I really think that unless you were in that situation, in that specific time in history, you can't say whether those that decided to avoid the draft were "right or wrong". My dad was in ROTC when war broke out, and actually had been given his orders to move out with his platoon; while waiting, he found out his wife was pregnant, and he was assigned stateside. I love my father dearly, and respect him even more. We've actually talked about his experiences in the military a lot lately, as I finally grew up enough to really understand what he did. He always told me that he respected other people's right to decide to avoid the draft, but given the way he was raised, he had always believed that when his country called him, it wasn't his choice to decide whether the battle he was to be sent to was right or wrong, but to fulfill the promise he made when he enlisted. He lost many of his friends in the war, and lost many more of them following the war. He keeps in touch with a few of them, but I think his feelings about them are bittersweet - he fully expected to go and was ordered not to, while they didn't necessarily want to and were drafted.
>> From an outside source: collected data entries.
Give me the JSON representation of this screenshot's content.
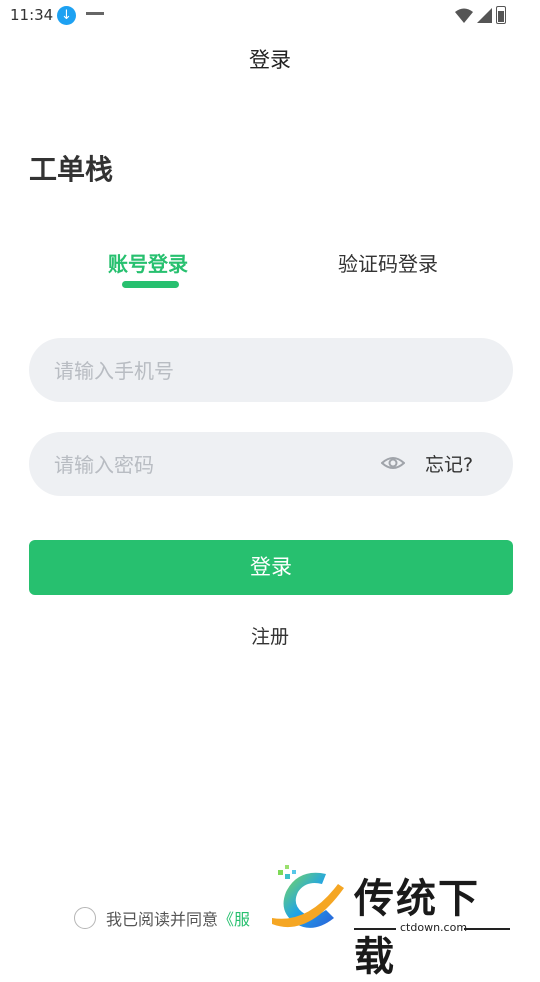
{
  "status_bar": {
    "time": "11:34",
    "download_icon": "download-icon",
    "icons": [
      "wifi-icon",
      "signal-icon",
      "battery-icon"
    ]
  },
  "header": {
    "title": "登录"
  },
  "app": {
    "name": "工单栈"
  },
  "tabs": [
    {
      "label": "账号登录",
      "active": true
    },
    {
      "label": "验证码登录",
      "active": false
    }
  ],
  "form": {
    "phone": {
      "value": "",
      "placeholder": "请输入手机号"
    },
    "password": {
      "value": "",
      "placeholder": "请输入密码"
    },
    "forgot_label": "忘记?",
    "login_label": "登录",
    "register_label": "注册"
  },
  "agreement": {
    "text": "我已阅读并同意",
    "link": "《服"
  },
  "watermark": {
    "brand": "传统下载",
    "url": "ctdown.com"
  },
  "colors": {
    "accent": "#27c06f",
    "field_bg": "#eef0f3",
    "text": "#333333",
    "placeholder": "#b8bcc2"
  }
}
Obviously, his situation is much different from people who were summarily drafted - he volunteered for duty, and came from a very long line of military officers, so his background probably wasn't that of the typical Vietnam soldier, but from what I understand about that period of time, you just can't judge what was right and wrong. A lot of people felt the government was hiding things (and they were), and had every reason to feel like they were being pulled into a conflict they had no business butting into. I'm not saying the war itself wasn't a just cause, but the government just never communicated what was truly going on, and people's perception of what was happening was skewed. There was just an overall feeling of mistrust, that the government was deceiving people - and with the media whipping the anti-war movement into a storm, I think a lot of people who wouldn't have balked at serving in any other war at any other time just didn't see why they should sacrifice themselves for the sake of a country they knew little to nothing about.
Personally, I fall into the camp that says if you're drafted, you go, but I was raised in the post-Vietnam era and it's inappropriate for anyone who wasn't there to say what others should have done.